Max’s comments on In re Veal:
The remarkable aspect of the Veal decision is that the Bankruptcy Appellate Panel discusses almost every issue that comes into play when an alleged secured residential mortgage creditor is seeking to assert a claim or secure relief in a consumer’s Chapter 13 bankruptcy case. For example, the Court discusses the issues of Constitutional standing, prudential standing, the real party in interest issue, the relationship of both Articles 3 and 9 of the Uniform Commercial Code to the sale and transfer of mortgage notes, and then brings all of these theories together under the central concept of who is the “person entitled to enforce the note.”
The Court also applies some basic evidentiary rules to the facts of this case and dismisses as it should have the argument that by listing American Home on the sworn schedules the debtors some how admitted that American Home was the “party or the designated agent of the party entitled to enforce the note.” And, the truly bizarre aspect of the evidence presented by American Home, was that its attorneys believe that an unauthenticated and non-sworn letter would withstand any type of evidentiary objection.
The legal implications of the decision arise out to the fact that the Court held that the Servicer (American Home) failed to prove that it held any legal rights to even file a sworn proof of claim for the party “entitled to enforce the note.” The Court also noted that the contested case created by the Veals’ filing of an Objection to the proof of claim could result in a binding final decision on whether or not the party entitled to enforce the note held or did not hold a “secured claim” in bankruptcy or outside of the bankruptcy case. The legal impact of a successful objection by the Veals would be to turn this claim from a loan secured by a mortgage on their home to a general unsecured claim that might not even be allowable in their bankruptcy case. The lack of evidence submitted by American Home in this case is appalling to say the least but typical of what is normally filed by mortgage servicers in consumer bankruptcy cases.
The truly extraordinary thing about the decision, however, is that the the motion for relief from the bankruptcy case so as to proceed with a state court foreclosure was not filed by the mortgage servicer but by the mortgage-backed securitized trust that allegedly held and owned the Veals’ mortgage note (Wells Fargo Bank, N.A., as Trustee for Option One Mortgage Loan Trust 2006-3 Asset-Backed Certificates, Series 2006-3).

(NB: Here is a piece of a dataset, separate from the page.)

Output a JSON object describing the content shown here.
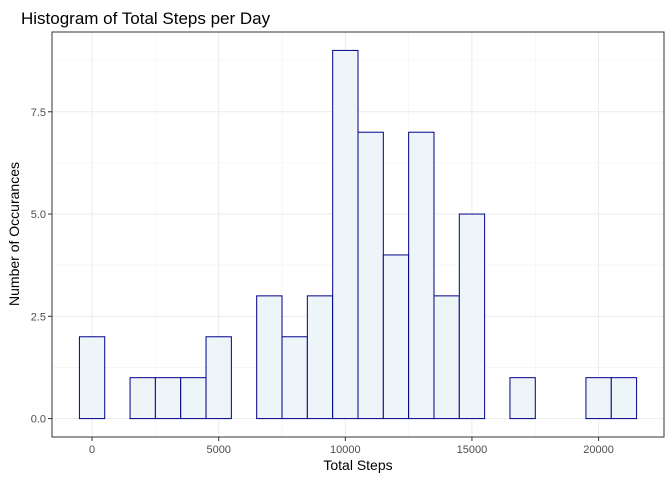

And, in reversing the Bankruptcy Courts order granting such relief, the Appellate Panel held that the Trust had failed to provide even minimal proof that it was the “person entitled to enforce the note” and therefore did not have standing to seek relief from the bankruptcy case.
The legal representation provided to the Veals in this case by Joe Volin and his law firm demonstrated a high level of knowledge in the complex law of mortgage securitization as well as a solid understating of the rules of evidence and standing in federal court proceedings. It is not an easy proposition to secure the reversal of a bankruptcy court ruling on an objection to proof of claim and it is rare to secure a reversal of a relief from stay ruling in the same case.